Abimin yönlendirmeleei ile birlikte odadan dışarıya çıktığımızda Burak abim ve yengemin yanına ulaştık. Babaannemi beklerken Buğra abimin koluna girdim. Bana kısa bir bakış atsada, iteklememişti.

"Haydi çıkalım." Burak abim arkamıza bakarak bize yön verdiğinde Buğra abim ile birlikte ilerledik. Arkamızdan yengem ile birlikte Burak abim gelirken en arkadan da Babaannem geliyordu.

Ben merrdivenlerden topuklu ile zorlana zorlana inerken yengem dik ve asalet saçarak iniyordu. Ayakkabılarımı çıkarıp öyle inerim adamı deli etmeyin!

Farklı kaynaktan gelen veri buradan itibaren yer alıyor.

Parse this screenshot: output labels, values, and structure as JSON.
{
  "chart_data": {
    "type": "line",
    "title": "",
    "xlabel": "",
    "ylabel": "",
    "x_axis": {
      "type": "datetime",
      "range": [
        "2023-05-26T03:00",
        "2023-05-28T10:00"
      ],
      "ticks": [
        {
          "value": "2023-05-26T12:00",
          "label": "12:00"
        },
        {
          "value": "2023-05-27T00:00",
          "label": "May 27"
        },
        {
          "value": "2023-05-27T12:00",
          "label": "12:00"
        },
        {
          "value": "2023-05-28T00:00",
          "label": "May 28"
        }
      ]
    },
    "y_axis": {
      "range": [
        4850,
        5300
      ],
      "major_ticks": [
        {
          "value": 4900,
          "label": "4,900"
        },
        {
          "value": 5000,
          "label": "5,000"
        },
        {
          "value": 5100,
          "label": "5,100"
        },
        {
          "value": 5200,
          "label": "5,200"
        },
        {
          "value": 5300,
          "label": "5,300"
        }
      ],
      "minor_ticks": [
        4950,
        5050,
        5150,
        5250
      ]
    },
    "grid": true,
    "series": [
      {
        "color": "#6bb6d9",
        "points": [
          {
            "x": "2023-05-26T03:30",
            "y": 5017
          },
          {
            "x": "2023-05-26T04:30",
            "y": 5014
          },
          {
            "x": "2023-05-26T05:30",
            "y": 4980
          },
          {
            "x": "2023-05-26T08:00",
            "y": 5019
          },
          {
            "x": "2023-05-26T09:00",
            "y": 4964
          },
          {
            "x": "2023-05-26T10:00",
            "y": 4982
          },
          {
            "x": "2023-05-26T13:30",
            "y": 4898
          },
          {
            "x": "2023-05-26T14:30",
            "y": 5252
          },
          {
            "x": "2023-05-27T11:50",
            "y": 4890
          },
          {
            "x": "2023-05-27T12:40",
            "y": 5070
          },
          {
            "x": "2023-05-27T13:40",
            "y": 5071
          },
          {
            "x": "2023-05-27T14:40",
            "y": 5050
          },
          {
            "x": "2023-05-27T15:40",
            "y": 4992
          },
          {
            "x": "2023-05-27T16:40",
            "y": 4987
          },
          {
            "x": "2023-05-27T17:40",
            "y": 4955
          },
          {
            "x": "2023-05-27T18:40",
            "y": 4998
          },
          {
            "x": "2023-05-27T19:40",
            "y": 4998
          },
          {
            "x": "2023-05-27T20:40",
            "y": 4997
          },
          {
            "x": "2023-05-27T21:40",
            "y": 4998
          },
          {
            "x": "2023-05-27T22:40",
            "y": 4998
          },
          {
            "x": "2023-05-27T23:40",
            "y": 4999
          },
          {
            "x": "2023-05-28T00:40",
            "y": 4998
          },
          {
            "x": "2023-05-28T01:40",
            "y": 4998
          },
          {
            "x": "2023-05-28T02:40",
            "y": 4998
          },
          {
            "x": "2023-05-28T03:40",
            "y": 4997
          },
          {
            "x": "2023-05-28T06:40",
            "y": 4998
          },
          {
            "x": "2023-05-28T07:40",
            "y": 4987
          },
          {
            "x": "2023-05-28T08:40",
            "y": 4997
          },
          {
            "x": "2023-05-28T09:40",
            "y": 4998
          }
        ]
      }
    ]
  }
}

Sonunda aşağıya inip binadan da çıktığımızda koca bir şükür çektim. Onun dışında sessiz sakince arabaya binmiştik. Babaannem ve Burak abim öndeki yerlerini almıştı. Buğra abim, yengem ve ben arka koltuğa oturmuştuk.

"Sana araba kullanmayı öğreteyim mi Evrim'im?" Burak abimin sorusu ile güldüm. "Ben zaten biliyorum, Evren öğretmişti." Ne? Abilerimden saklayacak değilim.

"Sen hala o lavukla konuşuyor musun?" Buğra abimin sorusu ile yengemin üstünden ona baktım. "Evet."

Abim sabır çeker gibi bana baktı ilk sonra önüne dönüp sabır çekmeye başladı. Onun bu haline güldükten sonra abime yaklaştım.

"Ama tabii öğretebilirsin de." tek elini direksiyondan çekip arkaya attı daha sonra burnumu sıktığında kıkırdadım. "Gelirken sen sürersin, Evren iyi öğretmiştir sana."

Yaa tabii canım. Acaba arabayı çarptığımı duysa ne der?